Namun demikian lanjut Henderman Supanji, yang menjadi masalah serius saat ini adalah semua perusahaan tersebut belum mengurus izin angkutan. Padahal sangat penting, karena berkaitan dengan pembagian kewenangan kelas jalan antara jalan Nasional, Provinsi maupun Kabupaten yang dilintasi saat mengangkut Tandan Buah Segar (TBS) dan CPO Sawit.
Selain itu, izin angkutan tersebut juga menentukan proses pembinaan termasuk tindakan yang akan diambil Pemerintah ketika terjadi pelanggaran di lapangan, salah satunya mengenai kapasitas angkut yang berlebihan hingga menyebabkan kerusakan jalan.
“Nah yang jadi persoalannya sekarang, masyarakat yang ada di Kutai Barat ini tahu bahwa, semua yang ada di dalam kabupaten, termasuk jalan, menjadi tanggung jawab pemerintah kabupaten. Jadi, kalau jalan rusak, hancur, yang diserang Pemerintah Kabupaten.
Tidak memperbaiki jalan, tidak peduli dan lain sebagainya. Bukan Pemerintah tidak peduli, tapi ini terkait dengan kewenangan masing-masing.
Nah, itu tinggal melihat jalan mana yang dilintasi angkutan TBS dan CPO tersebut”ungkap Henderman
“Saya pikir Dinas Teknis Lah yang paling mengetahui itu, kalau kewenangan kami hanya pelayanan administratif saja. Tapi sejauh data yang kami miliki, sampai saat ini, belum ada perusahaan sawit yang mengurus Izin Sawit di Kami, berdasarkan data yang ada,”pungkasnya.

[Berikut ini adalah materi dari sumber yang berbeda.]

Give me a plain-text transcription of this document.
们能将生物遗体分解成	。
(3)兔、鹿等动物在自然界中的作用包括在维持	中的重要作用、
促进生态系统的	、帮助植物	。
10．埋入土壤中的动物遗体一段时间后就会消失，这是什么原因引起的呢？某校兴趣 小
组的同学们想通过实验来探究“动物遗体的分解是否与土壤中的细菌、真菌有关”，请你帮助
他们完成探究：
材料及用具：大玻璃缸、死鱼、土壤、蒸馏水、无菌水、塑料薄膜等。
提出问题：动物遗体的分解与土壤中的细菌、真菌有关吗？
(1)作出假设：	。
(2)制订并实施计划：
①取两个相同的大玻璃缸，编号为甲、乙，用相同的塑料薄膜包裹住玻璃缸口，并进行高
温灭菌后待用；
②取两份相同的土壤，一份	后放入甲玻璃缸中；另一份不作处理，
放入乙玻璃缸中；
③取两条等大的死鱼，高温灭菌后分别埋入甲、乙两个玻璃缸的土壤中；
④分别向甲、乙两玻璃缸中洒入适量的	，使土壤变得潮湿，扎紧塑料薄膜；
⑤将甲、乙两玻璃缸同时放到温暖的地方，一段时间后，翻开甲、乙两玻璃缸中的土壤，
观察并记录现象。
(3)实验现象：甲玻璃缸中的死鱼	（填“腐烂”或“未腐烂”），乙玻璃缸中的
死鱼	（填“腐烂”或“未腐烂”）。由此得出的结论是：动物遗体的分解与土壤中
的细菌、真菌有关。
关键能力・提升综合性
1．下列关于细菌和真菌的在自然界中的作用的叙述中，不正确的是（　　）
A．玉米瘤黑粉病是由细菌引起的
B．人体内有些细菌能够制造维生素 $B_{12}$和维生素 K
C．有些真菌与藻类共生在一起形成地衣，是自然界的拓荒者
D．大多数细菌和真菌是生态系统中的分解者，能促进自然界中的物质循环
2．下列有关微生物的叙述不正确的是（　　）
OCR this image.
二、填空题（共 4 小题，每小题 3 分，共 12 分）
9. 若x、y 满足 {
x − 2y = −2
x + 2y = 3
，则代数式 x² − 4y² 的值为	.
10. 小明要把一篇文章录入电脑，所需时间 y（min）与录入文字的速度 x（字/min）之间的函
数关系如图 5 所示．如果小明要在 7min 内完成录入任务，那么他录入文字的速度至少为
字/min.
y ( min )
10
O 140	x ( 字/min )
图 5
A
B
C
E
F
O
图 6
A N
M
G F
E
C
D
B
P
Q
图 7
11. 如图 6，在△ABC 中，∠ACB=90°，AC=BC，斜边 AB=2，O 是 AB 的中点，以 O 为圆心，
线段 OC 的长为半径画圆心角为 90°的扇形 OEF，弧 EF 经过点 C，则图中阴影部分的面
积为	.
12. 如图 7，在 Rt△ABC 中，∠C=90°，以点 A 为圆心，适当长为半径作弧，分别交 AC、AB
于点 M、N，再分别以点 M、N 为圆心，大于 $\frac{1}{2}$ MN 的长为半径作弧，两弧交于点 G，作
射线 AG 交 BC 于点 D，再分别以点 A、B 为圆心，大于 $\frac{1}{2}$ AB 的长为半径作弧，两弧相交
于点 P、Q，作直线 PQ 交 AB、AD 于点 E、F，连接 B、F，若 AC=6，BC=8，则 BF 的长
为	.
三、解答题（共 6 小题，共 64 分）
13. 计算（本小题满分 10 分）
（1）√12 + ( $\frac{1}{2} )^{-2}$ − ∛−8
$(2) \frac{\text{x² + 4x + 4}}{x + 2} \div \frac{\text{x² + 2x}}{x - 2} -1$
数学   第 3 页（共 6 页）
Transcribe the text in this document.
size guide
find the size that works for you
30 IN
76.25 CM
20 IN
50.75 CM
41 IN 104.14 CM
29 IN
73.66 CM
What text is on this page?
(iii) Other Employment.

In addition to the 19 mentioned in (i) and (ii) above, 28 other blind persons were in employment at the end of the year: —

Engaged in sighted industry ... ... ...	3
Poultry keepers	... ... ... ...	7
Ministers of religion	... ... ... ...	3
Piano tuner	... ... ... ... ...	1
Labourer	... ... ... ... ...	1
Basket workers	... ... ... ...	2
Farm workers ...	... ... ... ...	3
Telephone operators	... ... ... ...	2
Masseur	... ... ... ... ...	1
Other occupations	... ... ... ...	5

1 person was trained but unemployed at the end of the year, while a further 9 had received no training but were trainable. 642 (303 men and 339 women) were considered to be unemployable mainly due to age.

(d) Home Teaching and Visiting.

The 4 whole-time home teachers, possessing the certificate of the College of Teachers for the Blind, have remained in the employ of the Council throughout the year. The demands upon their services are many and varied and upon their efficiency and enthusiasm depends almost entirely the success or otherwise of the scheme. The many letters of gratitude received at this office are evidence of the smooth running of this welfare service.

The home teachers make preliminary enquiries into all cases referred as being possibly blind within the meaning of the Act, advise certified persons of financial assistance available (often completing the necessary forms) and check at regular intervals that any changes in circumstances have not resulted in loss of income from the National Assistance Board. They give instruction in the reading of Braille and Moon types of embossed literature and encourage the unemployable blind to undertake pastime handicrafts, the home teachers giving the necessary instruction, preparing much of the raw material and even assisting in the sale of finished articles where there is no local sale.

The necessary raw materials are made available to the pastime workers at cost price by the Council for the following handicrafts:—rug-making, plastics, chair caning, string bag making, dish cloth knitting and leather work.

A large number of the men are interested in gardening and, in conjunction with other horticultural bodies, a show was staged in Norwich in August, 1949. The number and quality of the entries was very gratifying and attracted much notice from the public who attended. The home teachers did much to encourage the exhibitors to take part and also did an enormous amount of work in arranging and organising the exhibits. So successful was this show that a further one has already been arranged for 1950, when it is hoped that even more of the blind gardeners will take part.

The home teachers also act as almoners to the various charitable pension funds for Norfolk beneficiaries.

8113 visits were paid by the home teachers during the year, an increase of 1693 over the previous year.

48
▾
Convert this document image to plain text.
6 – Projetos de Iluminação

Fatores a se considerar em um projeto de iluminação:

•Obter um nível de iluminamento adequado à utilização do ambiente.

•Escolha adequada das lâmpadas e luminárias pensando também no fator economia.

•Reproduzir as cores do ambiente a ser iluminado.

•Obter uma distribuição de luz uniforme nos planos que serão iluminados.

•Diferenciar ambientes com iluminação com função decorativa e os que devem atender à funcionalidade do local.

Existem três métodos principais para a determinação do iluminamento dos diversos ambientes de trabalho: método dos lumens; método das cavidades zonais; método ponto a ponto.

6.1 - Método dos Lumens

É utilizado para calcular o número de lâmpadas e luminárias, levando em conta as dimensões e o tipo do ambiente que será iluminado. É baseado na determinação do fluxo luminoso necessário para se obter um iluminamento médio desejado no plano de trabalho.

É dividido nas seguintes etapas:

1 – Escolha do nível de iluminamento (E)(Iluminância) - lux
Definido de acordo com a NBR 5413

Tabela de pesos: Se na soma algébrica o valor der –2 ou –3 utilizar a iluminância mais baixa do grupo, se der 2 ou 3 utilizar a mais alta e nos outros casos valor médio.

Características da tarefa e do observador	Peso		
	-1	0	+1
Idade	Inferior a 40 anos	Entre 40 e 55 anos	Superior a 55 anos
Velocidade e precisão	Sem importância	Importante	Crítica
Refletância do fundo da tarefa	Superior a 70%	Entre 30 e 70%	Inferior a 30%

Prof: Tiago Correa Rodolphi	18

Henderman juga menghimbau seluruh perusahaan Perkebunan Sawit yang beroperasi di Kutai Barat, agar segera memenuhi kewajiban, setidaknya menjalankan program CSR, bermitra dengan masyarakat di wilayah kerja masing-masing.
Minimal menyiapkan alat pemeliharaan jalan, di wilayah yang dilintasi, sehingga ketika terjadi kerusakan bisa segera dilakukan perbaikan, tanpa harus membebani Pemerintah Kabupaten yang saat ini sedang rasionalisasi anggaran besar-besaran lantaran pandemi covid-19.